I write a lot about cooking, the techniques I try and the weird foods I eat (alligator, most recently), but at the root of cooking is nutrition. Cooking gives you the opportunity to eat foods the way they were meant to be eaten, without machinery or chemicals involved. And that food we put into our bodies is a fuel that will keep our bodies running for as long as possible.

You wouldn’t put diesel fuel into a car that runs on ethanol. So why would you put processed sugar and chemicals into your body, which runs best on unprocessed, chemical-free and no-sugar-added food. Just some food for thought.

— Kristina Bornholtz, managing editor

 

It is so hard to be inside when the sun’s rays creep through the windows during class. I can hear the birds chirping their little song, enjoying the warmth while I’m stuck indoors writing papers and working on the computer. This put me in an absolutely foul mood this week.

I don’t know if you’re as grouchy as the end of the semester nears, with its outstanding amount of projects and papers, but I’m guessing none of us are in the

Mateffy
Mateffy

best of moods thanks to all the stress.

I took a step back from my year-end anxiety and, you guessed it, made a list. Instead of listing out everything I have to do and the timeframe in which I have to finish it all, I listed things I’m thankful to have. Is it cheesy? A little. Did it improve my mood? Yes.

First off, I recognized how lucky I am to be enrolled here at UW-Eau Claire. As college students, we are some of the most fortunate people in the world. We are clothed, have places to live, food to eat and money to spend on higher education.

Not everything was quite that deep, I promise. Morning coffee, my favorite pair of shoes and an unexpected hug from a friend also made that list.

This may sound like a useless activity, but hey, don’t knock it before you try it. I encourage you to write it out in a journal or a place you can leave room to add to the list later.

Anna Mateffy, photo & multimedia editor

 

As I sat in The Spectator office this week, I overheard my coworkers hashing out the details for feature on dual sport athletes. The idea of being on two sports teams left me reflecting on my own athletic past. Well, perhaps my not so athletic past.

At my parents house there are buttons with my photo on them to prove I’ve tried just about every sport. Including the year of green soccer jerseys when I wore obnoxious pigtails on picture day. Nothing ever quite stuck.

I had a brief stint as a hockey player, a fact most people who have met me in college find unfathomable. I balled it up in, in house basketball in third grade. My

Kueppers
Kueppers

team, the boilermakers, won the championship. However, I cried about having to miss an out of town family gathering for my lame basketball tournament and my mom let me skip the game. It didn’t faze me that I missed the “big game.”

It’s not that I’m not competitive. I think my coworkers would all tell you otherwise, especially when it comes to Spectator chair races. It’s just the sport I like and the only sport I’ve ever been relatively good at didn’t come in to play until later in life.

My high school cross country and track teammates remain some of my closest friends today.

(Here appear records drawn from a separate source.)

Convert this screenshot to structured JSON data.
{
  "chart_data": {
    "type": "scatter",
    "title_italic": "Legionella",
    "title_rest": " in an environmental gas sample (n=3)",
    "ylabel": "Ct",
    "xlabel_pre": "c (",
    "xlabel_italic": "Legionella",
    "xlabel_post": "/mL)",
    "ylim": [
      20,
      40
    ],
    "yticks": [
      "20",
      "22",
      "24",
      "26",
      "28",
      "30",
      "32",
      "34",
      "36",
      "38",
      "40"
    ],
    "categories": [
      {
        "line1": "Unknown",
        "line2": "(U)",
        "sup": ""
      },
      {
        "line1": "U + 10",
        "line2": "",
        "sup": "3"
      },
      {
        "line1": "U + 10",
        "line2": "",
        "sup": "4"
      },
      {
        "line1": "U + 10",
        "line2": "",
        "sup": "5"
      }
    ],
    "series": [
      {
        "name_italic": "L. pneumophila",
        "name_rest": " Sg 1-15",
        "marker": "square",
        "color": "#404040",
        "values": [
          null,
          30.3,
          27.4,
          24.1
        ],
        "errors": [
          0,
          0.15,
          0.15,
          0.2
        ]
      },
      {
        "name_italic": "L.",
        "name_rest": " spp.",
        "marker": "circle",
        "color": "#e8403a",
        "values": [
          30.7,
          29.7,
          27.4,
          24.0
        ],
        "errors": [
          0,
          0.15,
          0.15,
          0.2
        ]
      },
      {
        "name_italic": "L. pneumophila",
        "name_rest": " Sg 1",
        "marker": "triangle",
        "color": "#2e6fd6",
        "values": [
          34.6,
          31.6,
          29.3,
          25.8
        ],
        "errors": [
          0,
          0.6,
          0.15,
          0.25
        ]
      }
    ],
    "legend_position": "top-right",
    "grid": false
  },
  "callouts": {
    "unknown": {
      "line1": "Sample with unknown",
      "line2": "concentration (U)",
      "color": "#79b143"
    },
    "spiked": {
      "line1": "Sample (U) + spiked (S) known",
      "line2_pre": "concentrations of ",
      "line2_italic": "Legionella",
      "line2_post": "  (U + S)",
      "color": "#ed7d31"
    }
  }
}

Running for the UW-Eau Claire cross-country team was a definite highlight of my first two years of college. However, I’d be lying if I said I didn’t breath a sigh of relief when the season wrapped up and I could slip back into a “normal” college kid schedule. Being a student athlete is grueling. The time you put in is enormous and the practices are long and challenging.

I guess what I’m saying is I’m amazed at the small number of Blugolds who can do that for more than one team. Their commitment is admirable. It makes my morning or afternoon jogs seem miniscule.